L'hystérie céda progressivement le pas à la fureur. Une lueur de méchanceté allumait le regard d'Hadrien si ostensiblement que Christian prit peur. Il se précipita à son bureau et sortit un petit Colt dont il menaça Hadrien. Véra fila se mettre à l'abri derrière son amant.

-Tu m'as bien eu, articula péniblement Hadrien. Tu m'as bien eu... Pendant que tu me racontais tes salades, tu te payais celui-là (il accompagna la phrase d'une moue dédaigneuse à l'égard de Christian). Est-ce qu'il le connait, au moins, ton boulot? (s'adressant à Christian) Vous saviez que madame fait la pute au téléphone? Vous le saviez? Oh bien sûr que vous le saviez... Je parie même qu'elle vous raconte tout... Peut-être même que c'est vous qui lui avez trouvé ce job. Lucratif en plus! Vous travaillez, vous?
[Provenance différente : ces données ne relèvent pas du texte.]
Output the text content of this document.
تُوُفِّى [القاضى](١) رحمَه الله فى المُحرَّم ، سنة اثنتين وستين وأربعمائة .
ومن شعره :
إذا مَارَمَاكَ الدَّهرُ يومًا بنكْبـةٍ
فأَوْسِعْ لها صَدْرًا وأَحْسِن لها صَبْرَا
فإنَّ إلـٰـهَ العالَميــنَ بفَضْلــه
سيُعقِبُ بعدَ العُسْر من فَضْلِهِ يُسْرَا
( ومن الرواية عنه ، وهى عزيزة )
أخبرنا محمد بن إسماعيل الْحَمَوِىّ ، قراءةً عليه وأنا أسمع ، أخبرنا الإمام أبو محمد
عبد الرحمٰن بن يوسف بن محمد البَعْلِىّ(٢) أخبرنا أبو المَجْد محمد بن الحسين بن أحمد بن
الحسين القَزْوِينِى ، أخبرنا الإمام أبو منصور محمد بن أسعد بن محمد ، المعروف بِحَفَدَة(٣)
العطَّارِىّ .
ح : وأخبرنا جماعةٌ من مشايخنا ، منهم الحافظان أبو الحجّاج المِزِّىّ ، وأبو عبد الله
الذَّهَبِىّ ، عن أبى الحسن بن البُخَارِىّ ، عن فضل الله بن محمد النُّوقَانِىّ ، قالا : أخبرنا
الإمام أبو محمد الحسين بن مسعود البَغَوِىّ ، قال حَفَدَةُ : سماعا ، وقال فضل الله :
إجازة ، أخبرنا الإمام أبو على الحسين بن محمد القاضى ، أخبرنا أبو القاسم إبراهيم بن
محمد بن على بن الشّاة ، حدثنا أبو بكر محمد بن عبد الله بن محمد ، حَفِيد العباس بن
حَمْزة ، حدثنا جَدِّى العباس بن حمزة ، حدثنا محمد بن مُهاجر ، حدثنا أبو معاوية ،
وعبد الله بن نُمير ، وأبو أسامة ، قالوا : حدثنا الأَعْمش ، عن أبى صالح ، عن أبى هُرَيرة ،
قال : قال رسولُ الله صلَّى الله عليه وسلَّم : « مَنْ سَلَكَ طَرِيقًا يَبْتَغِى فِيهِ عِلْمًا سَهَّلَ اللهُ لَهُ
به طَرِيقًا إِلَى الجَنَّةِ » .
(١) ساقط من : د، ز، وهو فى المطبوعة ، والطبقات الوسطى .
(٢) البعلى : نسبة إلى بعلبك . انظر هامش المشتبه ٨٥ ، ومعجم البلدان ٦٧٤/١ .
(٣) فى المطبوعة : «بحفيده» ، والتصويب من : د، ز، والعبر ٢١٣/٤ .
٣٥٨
A moins que les revenus de madame ne suffisent à vous deux?

-Mais vous êtes complètement ravagé, mon pauvre vieux, fit Christian d'un air condescendant.

Il oscillait entre la peur de ce fou furieux et la pitié navrée à l'égard du pauvre bougre. Dans le doute, il gardait l'arme au poing.

Fou de déception, Hadrien se releva lentement. Périodiquement un petit hoquet le secouait comme s'il était pris d'un rire malin. Ce spasme lui tordait la bouche et lui donnait l'apparence du fou qu'il était.

Négligeant l'arme qui tremblait dans la main de Christian, Hadrien se dirigea vers le couple. Les menaces de Christian ne lui firent aucun effet. Il ne les entendit probablement pas. Il arriva sur eux sans que Christian n'ait osé tirer. Il lui arracha l'arme des mains comme on casse une branche.

Véra poussa un cri lorsqu'Hadrien tira et que la cervelle de Christian explosa aux quatre coins de la pièce. Mais aucun son ne sortit de sa bouche lorsque la balle perfora son thorax. Elle s'effondra mollement sur le corps sans tête de son amant. Un filet de bave pleurait hors de sa bouche en une longue larme sanglante.

*

Hadrien Trumeau regagna son modeste appartement dès le samedi matin. La gamelle du chat était encore pleine. Le vieux greffier vint se frotter à lui, léchant avec délices les petites taches brunes qui maculaient ses chaussures.

Hadrien était incapable de dire comment il avait effectué le voyage de retour. Tout s'était passé si vite. Les choses s'étaient enchaînées les unes aux autres comme les maillons d'une même folie. Véra avait détruit son rêve. Il avait détruit Véra.

Il avait simplement tiré la porte derrière lui. D'ici quelques jours on s'inquiéterait bien de l'odeur de charogne qui régne de manière incongrue dans cet immeuble de standing.

Hadrien éprouvait un écrasant sentiment de lassitude. Il se demandait s'il n'aurait pas mieux valu tirer une troisième balle dans sa propre tête. Puis alla se coucher.

Au milieu de la nuit, la sonnerie du téléphone le tira d'un mauvais cauchemar.

La voix! Chaude comme une langue de lave dévalant la pente d'un volcan, emportée par le souffle d'une nuée ardente. Emportée par son soufre.

-Bonjour Adrien, tu as fait du bon travail en me débarrassant d'un coup de mon mari et de sa maîtresse.

Hadrien sentit son corps se vider. Une douleur gagna lentement son bras. Se fit de plus en plus aiguë. L'obligeant à lâcher le combiné. Il avait de plus en plus de mal à respirer. Un éléphant marchait sur sa poitrine. Ses yeux exorbités appelaient à l'aide. Il ne parvenait plus à entendre son coeur.

Au téléphone, la voix continuait.

-Avoue que l'idée était bonne de prendre le prénom de sa maîtresse, non? Tu ne trouves pas? Rassure-toi, ce n'est pas moi que tu as tuée. Simplement cette Véra. Moi, je suis encore là pour toi, cher Adrien. Veux-tu que nous "parlions"? Ce soir c'est gratuit. Adrien? Adrien, tu m'entends? Tu ne veux pas entendre mes mots d'amour? Tu peux continuer à m'appeler Véra si tu préfères...

Il n'y avait plus, pour lui répondre, qu'un vieux matou et un sac de courrier non distribué.